Carson stayed. He left me cold coffee and warm soup, and in the small hours he hummed while he fixed the light. He patched my nights like a careful carpenter.
One evening, under the jasmine-scented air at my mother's grave, he asked, "Will you marry me?" Not with words of the kind you see in those magazines—just a quiet hand and a small, earnest look.
"Yes," I said.
He laughed and then kissed me, gentle as a promise.
In the months that followed, the scandal faded like bruises. People moved on to other amusements. Kendra tried to rebuild but found respect does not come with money. Pax moved hospitals, trying to find a place where no one knew his mistakes. My father learned to be smaller and kinder, not because he chose to but because his audience had shrunk.
Carson and I opened a small cafe with a jasmine sign. We served jasmine tea and dumplings by the picture of my mother, and Laurel cleaned the tables and saved every tip.

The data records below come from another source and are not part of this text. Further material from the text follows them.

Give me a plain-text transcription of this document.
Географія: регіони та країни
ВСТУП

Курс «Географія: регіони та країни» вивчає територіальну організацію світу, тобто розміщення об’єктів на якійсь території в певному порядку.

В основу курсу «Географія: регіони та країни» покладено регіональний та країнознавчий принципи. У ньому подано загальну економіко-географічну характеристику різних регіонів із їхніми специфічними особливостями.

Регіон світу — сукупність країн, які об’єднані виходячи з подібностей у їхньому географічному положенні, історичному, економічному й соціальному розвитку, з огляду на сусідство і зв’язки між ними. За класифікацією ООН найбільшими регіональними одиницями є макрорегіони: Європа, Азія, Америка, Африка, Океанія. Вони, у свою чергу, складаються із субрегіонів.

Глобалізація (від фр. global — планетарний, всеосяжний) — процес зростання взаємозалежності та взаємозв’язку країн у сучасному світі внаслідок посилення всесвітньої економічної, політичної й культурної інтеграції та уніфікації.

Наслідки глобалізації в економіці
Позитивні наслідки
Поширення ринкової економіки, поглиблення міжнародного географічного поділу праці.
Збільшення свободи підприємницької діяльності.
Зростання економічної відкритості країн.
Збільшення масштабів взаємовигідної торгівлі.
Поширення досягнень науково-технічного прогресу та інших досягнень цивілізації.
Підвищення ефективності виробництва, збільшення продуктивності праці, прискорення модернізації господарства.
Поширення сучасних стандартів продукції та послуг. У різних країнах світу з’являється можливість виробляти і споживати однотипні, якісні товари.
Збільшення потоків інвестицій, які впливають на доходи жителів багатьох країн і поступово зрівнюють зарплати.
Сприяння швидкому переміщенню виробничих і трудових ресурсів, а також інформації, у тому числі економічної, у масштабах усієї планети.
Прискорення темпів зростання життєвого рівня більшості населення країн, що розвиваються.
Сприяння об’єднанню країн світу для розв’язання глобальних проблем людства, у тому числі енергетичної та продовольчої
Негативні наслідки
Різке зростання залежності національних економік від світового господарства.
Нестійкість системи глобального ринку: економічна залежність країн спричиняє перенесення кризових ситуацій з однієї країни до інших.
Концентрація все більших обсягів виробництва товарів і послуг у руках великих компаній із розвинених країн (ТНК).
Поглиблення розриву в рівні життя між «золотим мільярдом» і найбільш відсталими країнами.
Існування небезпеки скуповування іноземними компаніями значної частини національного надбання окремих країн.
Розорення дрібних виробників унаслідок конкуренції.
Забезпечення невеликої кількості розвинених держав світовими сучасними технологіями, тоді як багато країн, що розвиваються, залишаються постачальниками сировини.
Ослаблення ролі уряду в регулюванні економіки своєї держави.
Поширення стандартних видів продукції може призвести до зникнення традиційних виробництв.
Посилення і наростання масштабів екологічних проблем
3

We decorated the place with small things—Pax's old surgical lamp turned into an overhead fixture that still hummed like a hospital but in a gentler way. People came to us for warm food and quieter hearts.
Once, in a soft light, Pax came to the cafe. "I'm not looking for you," he said at the door.
"You shouldn't be," I said, and the music played on. He left without much trouble.
Carson put a tiny ring—a small plain band—on my finger later that year by the gravestone. "To remember the jasmine," he said. "To remember a promise kept."
We kept the promise. Every year, when the heat came, we brewed jasmine tea, sat at my mother's small stone, and remembered that sometimes truth must be loud. Sometimes it must be a banquet room, a microphone, a recording. Sometimes love is simple and delivered with a bowl of soup.
I learned to trust my heart, even when it trembled. I learned that small gentleness can survive a scandal. I learned that secrets, when revealed, can clear the air.
We ended our days—not with fireworks or vows that fit in novels—but with a quiet kitchen light, two spoons, and the jasmine fragrance that means home.